Ask the Expert: Can We Deny Reinstatement to Key Employee?

We have an employee who is nearing the end of her 12 weeks of FMLA. The employee is by definition a key employee. At the time she went on leave, the workplace wasn’t experiencing any changes or growth or the need to replace the position. Therefore, we did not communicate to her that there was a possibility she would not be restored to her position.

Since the employee has been out on leave, we have undergone a restructuring. Now that the business need has changed and we are considering not restoring the employee’s job are we still within the legal realm to communicate that?

Thank you for your inquiry regarding a key employee on FMLA leave.
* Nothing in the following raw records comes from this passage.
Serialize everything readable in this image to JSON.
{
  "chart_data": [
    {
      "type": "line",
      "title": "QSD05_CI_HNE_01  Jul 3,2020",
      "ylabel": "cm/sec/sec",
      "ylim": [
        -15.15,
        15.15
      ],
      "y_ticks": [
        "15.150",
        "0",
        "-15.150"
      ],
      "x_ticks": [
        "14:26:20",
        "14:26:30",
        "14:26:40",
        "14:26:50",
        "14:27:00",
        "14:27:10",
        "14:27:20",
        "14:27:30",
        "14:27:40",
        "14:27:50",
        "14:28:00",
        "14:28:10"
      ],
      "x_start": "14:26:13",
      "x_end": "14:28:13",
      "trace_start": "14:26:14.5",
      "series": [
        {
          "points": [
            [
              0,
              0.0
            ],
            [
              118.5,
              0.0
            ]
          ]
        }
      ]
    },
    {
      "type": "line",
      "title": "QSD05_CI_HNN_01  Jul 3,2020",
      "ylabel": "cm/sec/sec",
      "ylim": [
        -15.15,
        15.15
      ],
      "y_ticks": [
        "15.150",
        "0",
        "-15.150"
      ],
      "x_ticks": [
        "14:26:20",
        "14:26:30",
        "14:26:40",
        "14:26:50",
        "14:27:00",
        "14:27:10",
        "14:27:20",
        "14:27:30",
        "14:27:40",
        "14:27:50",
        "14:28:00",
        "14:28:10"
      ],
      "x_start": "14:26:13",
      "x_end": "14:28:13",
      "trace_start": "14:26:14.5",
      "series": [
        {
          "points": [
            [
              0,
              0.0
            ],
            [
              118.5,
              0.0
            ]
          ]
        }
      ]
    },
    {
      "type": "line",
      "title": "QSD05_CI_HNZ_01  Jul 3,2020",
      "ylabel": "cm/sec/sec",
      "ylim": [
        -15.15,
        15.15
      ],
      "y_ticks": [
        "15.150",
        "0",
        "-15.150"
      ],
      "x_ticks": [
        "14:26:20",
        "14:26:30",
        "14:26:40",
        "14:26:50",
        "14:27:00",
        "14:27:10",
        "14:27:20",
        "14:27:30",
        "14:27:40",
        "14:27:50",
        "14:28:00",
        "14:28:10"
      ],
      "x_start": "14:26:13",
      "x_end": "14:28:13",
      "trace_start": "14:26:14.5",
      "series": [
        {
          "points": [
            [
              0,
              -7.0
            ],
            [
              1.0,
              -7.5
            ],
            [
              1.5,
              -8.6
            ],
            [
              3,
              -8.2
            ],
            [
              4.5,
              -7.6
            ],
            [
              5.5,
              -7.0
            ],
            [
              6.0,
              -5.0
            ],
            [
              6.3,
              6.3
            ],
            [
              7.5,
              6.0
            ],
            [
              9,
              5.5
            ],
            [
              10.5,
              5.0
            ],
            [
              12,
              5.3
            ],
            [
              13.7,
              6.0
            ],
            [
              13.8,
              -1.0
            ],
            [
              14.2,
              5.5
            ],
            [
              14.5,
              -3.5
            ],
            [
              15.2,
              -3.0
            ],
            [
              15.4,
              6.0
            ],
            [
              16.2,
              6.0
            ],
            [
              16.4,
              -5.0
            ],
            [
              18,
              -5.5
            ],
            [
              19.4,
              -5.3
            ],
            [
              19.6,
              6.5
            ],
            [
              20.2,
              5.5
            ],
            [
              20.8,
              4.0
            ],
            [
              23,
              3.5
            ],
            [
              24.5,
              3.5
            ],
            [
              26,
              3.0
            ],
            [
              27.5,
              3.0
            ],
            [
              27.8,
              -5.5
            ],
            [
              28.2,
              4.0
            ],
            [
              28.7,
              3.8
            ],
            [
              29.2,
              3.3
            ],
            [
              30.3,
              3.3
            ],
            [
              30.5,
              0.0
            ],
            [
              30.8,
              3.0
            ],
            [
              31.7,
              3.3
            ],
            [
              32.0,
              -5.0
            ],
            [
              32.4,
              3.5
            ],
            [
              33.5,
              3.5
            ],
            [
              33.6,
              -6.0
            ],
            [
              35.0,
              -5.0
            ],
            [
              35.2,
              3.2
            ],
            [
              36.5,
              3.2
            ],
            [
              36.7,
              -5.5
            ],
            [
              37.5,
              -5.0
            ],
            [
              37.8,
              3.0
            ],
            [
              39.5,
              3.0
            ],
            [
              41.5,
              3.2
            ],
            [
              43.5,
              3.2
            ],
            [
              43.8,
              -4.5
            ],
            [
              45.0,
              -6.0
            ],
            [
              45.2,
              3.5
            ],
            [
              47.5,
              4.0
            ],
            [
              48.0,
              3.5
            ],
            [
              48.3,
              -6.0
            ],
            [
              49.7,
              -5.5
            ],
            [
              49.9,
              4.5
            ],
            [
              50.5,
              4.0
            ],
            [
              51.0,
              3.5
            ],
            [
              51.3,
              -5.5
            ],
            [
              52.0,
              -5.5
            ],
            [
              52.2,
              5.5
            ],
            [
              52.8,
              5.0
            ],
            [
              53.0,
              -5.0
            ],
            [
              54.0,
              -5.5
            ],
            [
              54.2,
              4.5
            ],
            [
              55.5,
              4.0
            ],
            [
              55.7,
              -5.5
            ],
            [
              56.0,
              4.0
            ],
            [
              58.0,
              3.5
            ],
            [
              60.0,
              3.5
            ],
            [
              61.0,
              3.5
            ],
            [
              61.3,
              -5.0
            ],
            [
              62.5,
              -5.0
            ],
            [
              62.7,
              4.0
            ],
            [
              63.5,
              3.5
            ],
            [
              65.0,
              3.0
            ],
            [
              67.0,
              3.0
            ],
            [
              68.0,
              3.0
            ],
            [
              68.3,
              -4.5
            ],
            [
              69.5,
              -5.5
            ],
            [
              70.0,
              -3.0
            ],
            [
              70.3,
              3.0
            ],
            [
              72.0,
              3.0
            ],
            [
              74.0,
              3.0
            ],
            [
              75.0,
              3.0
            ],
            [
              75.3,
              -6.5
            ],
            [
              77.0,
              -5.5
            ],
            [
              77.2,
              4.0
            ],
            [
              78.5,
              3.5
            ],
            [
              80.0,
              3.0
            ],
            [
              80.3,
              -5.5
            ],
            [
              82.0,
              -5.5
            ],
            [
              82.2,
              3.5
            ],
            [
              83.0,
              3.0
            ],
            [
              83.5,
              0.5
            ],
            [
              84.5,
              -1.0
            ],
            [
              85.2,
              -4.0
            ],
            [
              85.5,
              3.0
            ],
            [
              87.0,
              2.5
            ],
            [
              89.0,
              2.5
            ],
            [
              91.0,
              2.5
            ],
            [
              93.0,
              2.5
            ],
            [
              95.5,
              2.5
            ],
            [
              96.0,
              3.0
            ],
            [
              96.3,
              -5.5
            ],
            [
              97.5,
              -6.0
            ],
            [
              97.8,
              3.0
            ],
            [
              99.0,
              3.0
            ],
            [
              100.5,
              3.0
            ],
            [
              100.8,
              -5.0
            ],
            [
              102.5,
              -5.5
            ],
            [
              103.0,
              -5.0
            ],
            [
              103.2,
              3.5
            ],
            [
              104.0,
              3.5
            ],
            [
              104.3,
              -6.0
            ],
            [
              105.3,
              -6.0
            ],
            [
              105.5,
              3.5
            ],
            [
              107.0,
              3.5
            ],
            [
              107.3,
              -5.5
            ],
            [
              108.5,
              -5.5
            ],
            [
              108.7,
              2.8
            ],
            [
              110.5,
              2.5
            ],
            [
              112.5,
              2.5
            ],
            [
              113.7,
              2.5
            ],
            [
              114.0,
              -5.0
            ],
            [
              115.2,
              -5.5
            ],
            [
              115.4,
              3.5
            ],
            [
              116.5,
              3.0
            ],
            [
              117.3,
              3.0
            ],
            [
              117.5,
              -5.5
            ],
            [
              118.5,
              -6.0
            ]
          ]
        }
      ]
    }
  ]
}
Under the FMLA, an employer is required to provide specific information and notice to key employees:

  • Alert the employee that he or she qualifies as a “key” employee and that reinstatement may be denied. This notice to the employee must be delivered in person or by certified mail and made as soon as the employee requests leave, or as soon thereafter as is practical.
  • Inform the employee of the possible consequences of his or her designation as a key employee vis-à-vis reinstatement and benefits. This notification to the employee must be in writing and must be done at the same time that the employee is told of key employee status. Employers that don’t provide the appropriate notification lose their right to deny restoration.
  • Provide the employee with notice that restoration is being denied, if applicable, as soon as the employer has made a good-faith determination that substantial and grievous economic injury will result if the worker is reinstated. This notification must be in writing and delivered either in person or by certified mail. Such notification also requires the employer to explain its findings.
  • Give the employee a reasonable amount of time to return to work if the notice of nonreinstatement is given to an employee after leave has already begun. In deciding what is “reasonable,” an employer must consider the circumstances of the leave as well as the need to have the employee back on the job.
  • Provide a second and final determination at the end of the leave period, at the employee’s request, that substantial and grievous economic injury will result from reinstatement, based on the facts at that time.

Failure to Alert Employee of Status

An employer that fails to alert a key employee of the company’s intent to deny reinstatement in a timely fashion loses the right to deny the employee reinstatement. An employer in this case is required to restore the job to the employee, even if substantial and grievous injury would result from the reinstatement of the worker.

Substantial and Grievous Economic Injury

Denial of reinstatement to employees who are among the highest-paid 10 percent of the employees within 75 miles of the employee’s worksite is not automatic. It is allowed only when restoration of the employee to the job would cause substantial and grievous economic injury to the employer’s operations. Note that the economic injury matters only in reinstating the employee.

It does not matter how much the employer’s operations are affected financially because a key employee initially goes on leave; it only matters what happens financially to the company if the employee returns from the leave. Because the test focuses on the injury caused by reinstatement, rather than the injury caused by leaving, satisfying the key employee exception will be rare.

The regulations do not establish a clear test to determine if an employer has suffered a substantial and grievous economic injury. The DOL makes it clear that this injury is not minor. The standard is intended to be more stringent than the ADA’s “undue hardship” standard.

On the other hand, according to the DOL regulations, the impact does not have to be so severe that an employer would be forced to close its doors if a key employee returned to the job. However, minor inconveniences and costs that the employer would experience in the normal course of doing business would certainly not constitute “substantial and grievous economic injury.”

It is the employer’s responsibility to determine if economic harm will occur because of reinstatement. The regulations say that the employer is allowed to consider the cost of replacing the employee temporarily or temporarily doing without the employee to determine if there is substantial and grievous economic injury. And, if the employer must assure “permanent” replacement while the employee is on leave, the employer is allowed to consider the cost of reinstating the employee to a different, equivalent position if the person were to return.

Based on this information, it appears that an employer may make a determination while the employee is on leave that substantial and grievous economic injury will occur because of reinstatement.  However, it also appears that an employer forfeits its right to deny reinstatement if it has not provided the key employee at the beginning of her leave with notice of her key employee status and the potential consequences.

Because of the complexity of these requirements, we strongly recommend consultation with legal counsel before denying the employee reinstatement.